Initial estimates from USDA were 55 million metric tons (mmt) of corn and 51 mmt of soybeans for Argentina. In the end, estimates were only that 34 mmt (minus 39%) of corn and 25 mmt (minus 51%) of soybeans were actually produced.
This year, USDA and others are anticipating that El Nino's influence of largely favorable weather conditions for the season are expected to bring a bounceback in production of 54 mmt of corn and 48 mmt of soybeans in the latest World Agricultural Supply and Demand Estimates (WASDE) report.
Coming off of that historic drought puts added pressure on early season development of crops. Rainfall during the last couple of months has not been able to bring soil moisture up to good levels just yet. Plenty of systems have moved through, but the precipitation they brought has been light until getting into far northeastern areas of the country, Paraguay, and especially southern Brazil.

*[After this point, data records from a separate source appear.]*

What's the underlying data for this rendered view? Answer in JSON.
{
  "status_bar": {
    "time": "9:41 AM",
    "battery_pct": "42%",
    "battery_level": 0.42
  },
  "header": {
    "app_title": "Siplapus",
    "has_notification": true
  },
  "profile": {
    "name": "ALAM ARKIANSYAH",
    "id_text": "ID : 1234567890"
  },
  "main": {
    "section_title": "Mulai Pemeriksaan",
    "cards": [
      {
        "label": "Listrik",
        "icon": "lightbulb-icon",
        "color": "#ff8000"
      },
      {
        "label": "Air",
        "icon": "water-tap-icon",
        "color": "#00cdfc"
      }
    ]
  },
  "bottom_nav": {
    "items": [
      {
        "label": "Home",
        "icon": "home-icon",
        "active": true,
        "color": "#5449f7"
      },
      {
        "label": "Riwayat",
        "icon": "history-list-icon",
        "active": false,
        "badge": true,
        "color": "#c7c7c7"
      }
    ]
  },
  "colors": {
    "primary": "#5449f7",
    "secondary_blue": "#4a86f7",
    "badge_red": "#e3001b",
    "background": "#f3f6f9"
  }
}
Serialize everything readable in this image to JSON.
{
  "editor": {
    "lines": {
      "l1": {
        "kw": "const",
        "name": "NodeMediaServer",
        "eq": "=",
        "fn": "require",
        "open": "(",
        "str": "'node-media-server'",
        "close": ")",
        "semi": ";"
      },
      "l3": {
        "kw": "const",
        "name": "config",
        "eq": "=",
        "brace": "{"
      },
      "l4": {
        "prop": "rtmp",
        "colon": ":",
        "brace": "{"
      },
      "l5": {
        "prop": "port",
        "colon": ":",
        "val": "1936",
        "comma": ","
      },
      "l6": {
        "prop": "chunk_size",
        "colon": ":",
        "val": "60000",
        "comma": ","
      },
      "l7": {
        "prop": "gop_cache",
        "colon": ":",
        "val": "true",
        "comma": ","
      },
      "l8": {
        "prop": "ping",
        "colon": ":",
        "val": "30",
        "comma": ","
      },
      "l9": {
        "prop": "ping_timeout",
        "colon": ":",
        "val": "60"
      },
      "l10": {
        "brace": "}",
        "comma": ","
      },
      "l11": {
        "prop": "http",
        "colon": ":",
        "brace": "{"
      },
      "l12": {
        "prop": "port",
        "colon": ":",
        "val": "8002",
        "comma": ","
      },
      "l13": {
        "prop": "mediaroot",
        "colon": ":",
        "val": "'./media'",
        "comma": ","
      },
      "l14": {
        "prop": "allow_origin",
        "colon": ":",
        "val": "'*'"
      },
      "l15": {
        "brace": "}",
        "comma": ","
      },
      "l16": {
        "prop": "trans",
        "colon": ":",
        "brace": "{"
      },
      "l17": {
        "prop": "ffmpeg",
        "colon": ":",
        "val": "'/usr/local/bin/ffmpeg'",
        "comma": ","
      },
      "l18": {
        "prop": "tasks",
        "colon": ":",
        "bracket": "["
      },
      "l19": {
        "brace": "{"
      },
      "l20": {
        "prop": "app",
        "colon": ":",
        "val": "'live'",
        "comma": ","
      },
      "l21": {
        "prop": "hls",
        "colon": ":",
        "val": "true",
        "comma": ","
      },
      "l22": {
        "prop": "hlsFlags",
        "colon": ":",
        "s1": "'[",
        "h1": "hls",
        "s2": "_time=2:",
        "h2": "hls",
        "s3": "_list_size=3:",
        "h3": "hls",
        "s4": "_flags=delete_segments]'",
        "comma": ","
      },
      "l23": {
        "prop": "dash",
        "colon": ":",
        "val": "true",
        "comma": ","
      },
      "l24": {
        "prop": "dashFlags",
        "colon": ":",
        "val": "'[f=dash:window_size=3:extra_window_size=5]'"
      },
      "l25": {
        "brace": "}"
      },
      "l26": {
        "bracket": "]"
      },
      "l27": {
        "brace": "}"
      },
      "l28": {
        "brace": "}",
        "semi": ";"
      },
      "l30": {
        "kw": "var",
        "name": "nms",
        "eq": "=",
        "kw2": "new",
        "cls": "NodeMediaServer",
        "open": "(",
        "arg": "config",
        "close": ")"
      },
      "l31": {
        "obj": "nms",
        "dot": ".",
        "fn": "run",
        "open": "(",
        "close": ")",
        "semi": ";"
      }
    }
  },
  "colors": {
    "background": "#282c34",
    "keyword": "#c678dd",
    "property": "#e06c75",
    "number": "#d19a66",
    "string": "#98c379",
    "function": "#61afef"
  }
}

Only a limited section of the primary Pampas (meaning "Prairies" in Spanish) growing region, around southeastern Cordoba, southern Santa Fe, and northwest Buenos Aires saw decent rainfall, where satellite estimates of soil moisture are rated as adequate. Otherwise, the Pampas are largely dry.
Planting conditions are therefore mixed as it is great to get equipment out into the field, but hard for seeds to germinate uniformly with worries of too little soil moisture for the vulnerable crop to survive.
Wheat production is also taking a hit due to the dryness. Now in its filling stage, wheat needs more rain to feel good about decent production in the region.
El Nino should continue to provide plenty of opportunities for weather systems to move through the region. One such system is expected to move through Argentina Oct. 3-4. Another may be possible the following weekend.
Rainfall amounts, however, are limited. The most recent European ECMWF model currently has scattered amounts of less than 20 millimeters (about 0.80 inches) with the first system, and the second is largely beyond its forecast window. The American GFS model is even more scant with the precipitation, with both systems averaging less than 15 millimeters (about 0.60 inches) in most areas.
Without adequate rainfall soon, producers there may push back their corn plantings, which puts more of it in a window with lower total sunlight for producing good yields. Wheat yields may also decrease.